Makna Hadits secara umum :
Rasulullah memberikan sebuah tarbiyah dan bimbingan kepada seluruh umatnya dalam masalah membuang hajat, agar umatnya tidak menghadap ke arah kiblat (Ka’bah) ketika menunaikan hajatnya, atau membelakanginya karena Ka’bah merupakan arah orang-orang yang mendirikan shalat. Hal ini ditujukan sebagai penghormatan dan pensucian bangunan Ka’bah itu sendiri terutama bagi umat Islam.
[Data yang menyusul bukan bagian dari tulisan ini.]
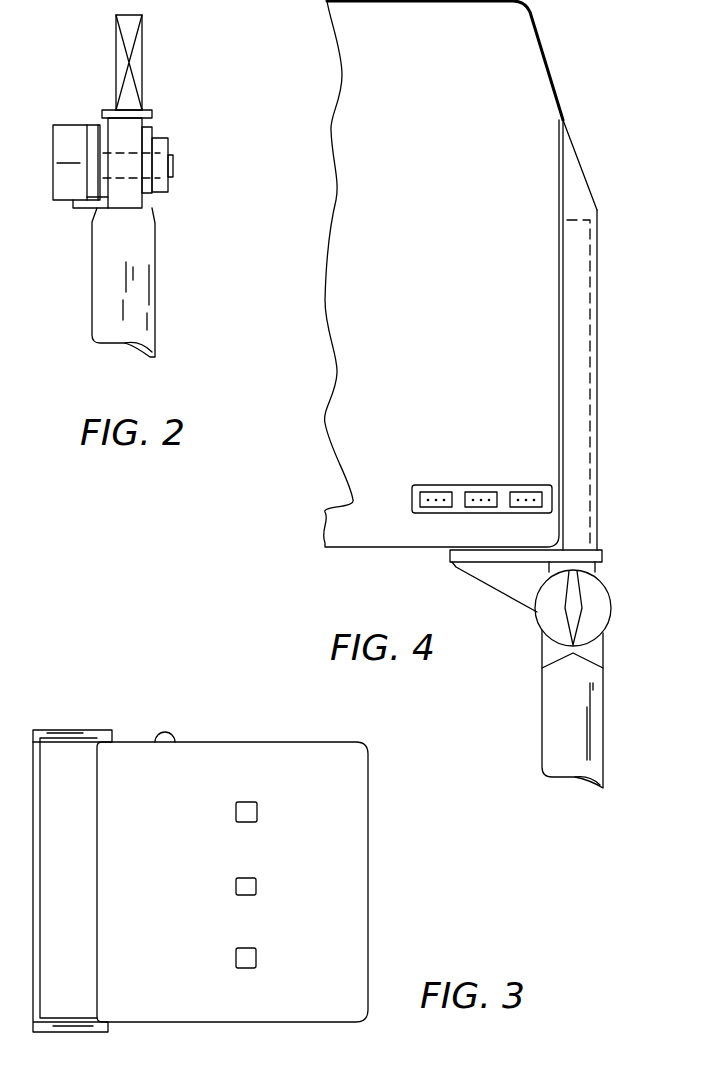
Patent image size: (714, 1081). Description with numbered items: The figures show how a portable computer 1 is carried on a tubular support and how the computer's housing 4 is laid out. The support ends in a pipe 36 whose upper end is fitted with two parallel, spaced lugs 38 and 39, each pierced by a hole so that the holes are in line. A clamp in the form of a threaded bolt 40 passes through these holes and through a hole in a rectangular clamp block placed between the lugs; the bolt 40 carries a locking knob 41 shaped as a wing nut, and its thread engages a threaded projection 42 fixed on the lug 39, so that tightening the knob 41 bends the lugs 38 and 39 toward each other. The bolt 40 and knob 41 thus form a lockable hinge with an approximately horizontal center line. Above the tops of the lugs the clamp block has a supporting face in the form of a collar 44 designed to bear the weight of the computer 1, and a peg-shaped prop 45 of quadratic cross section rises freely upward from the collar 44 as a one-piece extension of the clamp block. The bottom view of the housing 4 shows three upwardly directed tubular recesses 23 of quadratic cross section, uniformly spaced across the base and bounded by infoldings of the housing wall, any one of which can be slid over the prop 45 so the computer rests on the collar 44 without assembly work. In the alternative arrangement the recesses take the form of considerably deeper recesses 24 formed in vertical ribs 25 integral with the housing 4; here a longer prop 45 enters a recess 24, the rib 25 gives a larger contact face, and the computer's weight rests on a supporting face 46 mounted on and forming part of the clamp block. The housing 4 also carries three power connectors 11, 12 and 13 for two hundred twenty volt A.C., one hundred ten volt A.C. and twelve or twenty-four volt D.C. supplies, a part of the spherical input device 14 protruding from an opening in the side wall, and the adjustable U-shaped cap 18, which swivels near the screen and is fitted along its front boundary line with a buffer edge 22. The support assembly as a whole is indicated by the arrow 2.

Dan apabila mereka menginginkan untuk membuang hajat agar berpaling dari menghadap Ka’bah atau membelakanginya dengan cara menghadap ke arah Timur atau Barat (sebagaimana orang-orang yang bertempat tinggal di kota Madinah).
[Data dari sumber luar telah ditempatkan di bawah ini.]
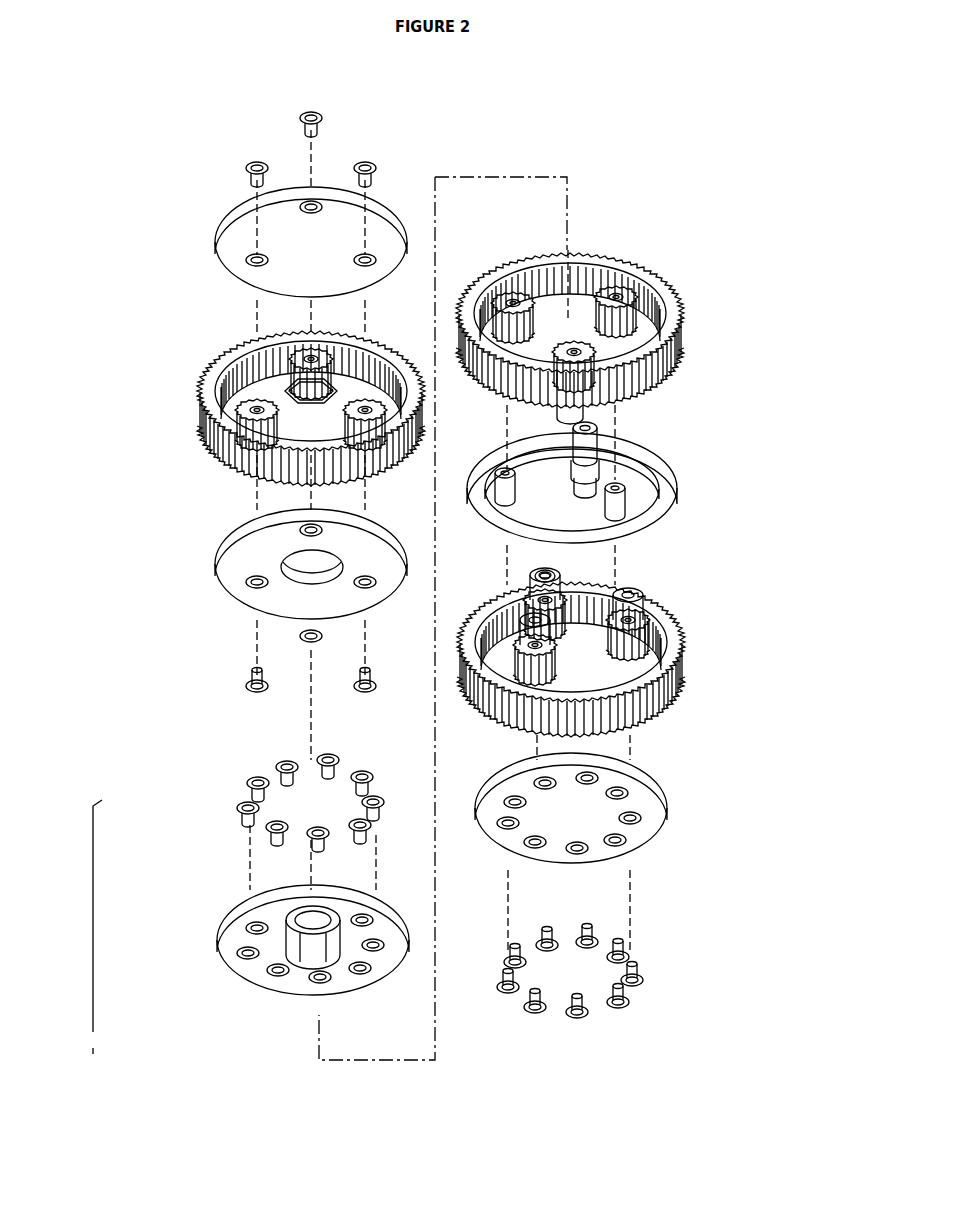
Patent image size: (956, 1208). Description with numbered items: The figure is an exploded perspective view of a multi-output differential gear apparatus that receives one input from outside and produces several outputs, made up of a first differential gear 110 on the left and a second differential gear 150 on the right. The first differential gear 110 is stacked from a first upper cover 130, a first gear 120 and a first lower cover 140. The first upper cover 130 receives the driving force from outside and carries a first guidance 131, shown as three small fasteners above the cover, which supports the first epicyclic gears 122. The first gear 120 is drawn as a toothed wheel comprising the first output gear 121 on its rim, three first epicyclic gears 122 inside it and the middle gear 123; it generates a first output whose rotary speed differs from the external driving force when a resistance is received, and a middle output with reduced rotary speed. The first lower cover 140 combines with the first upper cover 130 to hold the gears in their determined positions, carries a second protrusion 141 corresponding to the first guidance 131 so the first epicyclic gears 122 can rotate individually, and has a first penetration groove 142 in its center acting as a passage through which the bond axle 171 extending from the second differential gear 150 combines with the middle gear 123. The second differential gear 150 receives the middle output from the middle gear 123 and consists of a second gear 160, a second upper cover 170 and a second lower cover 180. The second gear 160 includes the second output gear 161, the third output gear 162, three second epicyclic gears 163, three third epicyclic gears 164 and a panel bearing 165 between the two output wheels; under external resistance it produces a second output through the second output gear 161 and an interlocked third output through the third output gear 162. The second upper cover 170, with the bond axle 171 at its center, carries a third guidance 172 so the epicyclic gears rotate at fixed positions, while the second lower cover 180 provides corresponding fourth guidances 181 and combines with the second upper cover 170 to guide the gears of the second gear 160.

Para sahabat Nabi adalah orang-orang yang selalu bersegera dalam melaksanakan perintah dan anjuran yang diberikan oleh Rasulullah r , karena keyakinan yang mereka miliki bahwa semua perintah dan ajuran dari Rasulullah adalah haq/benar. Dan dikisahkan oleh Abu Ayyub bahwasanya ketika para sahabat datang ke negeri Syam mereka mendapatkan bangunan untuk menunaikan hajat menghadap ke arah Ka’bah.
Sebagian dari mereka ketika menggunakan tempat tersebut berpaling dari menghadap arah Ka’bah, akan tetapi terkadang dengan tanpa adanya kesengajaan mereka ketika menunaikan hajat menghadap ke arah Kiblat. Dan apabila mereka sadar merekapun segera berpaling ka arah lainnya. Serta memohon ampunan kepada Allah ‘Azza wa Jalla akan segala kesalahan yang telah mereka perbuat dengan tanpa adanya kesengajaan tersebut.
Buah yang dapat di ambil dari hadits di atas :
1. Larangan ketika menunaikan/membuang hajat dengan menghadap ke arah Kiblat(Ka’bah) atau membelakanginya.
2. Anjuran agar menghadap ke arah lainnya apabila berkeinginan untuk membuang/menunaikan hajat.
3. Segala macam anjuran dan larangan dalam agama adalah bersifat umum bagi seluruh umat, dan ini adalah hukum asal. Dan terkadang bersifat khusus dan ditujukan kepada salah satu kalangan/lingkungan dari umat Islam. Sebagaimana dalam hadits di atas tentang anjuran untuk menghadap ke arah Timur atau Barat ketika membuang hajat adalah khusus bagi masyarakat penduduk kota Madinah atau penduduk kota lainnya yang searah dengannya(dalam posisi menghadap kiblat, pent).
4. Hikmah dari hadits di atas adalah penghormatan terhadap Ka’bah (Rumah Allah) dan pensucian bangunan tersebut dari segala macam hal yang kotor dan najis. Masalah ini telah di jelaskan dalam sebuah hadits yang marfu’ :
“Apabila salah seorang dari kalian menginginkan untuk membuang hajat maka hendaknya ia menghormati Kiblat Allah Azza wa Jalla dan janganlah menghadap ke arah Kiblat”.
5. Makna dari Istighfar di atas adalah istighfar qalby(mohon ampunan dalam hati) bukan diucapkan seara lisan. Karena dzikir kepada Allah ketika membuka aurat dan dalam keadaan membuang hajat adalah terlarang.
Maraji':
Taisir al-‘Allam Syarh ‘Umdah al-Ahkam, I/ hal. 46-49.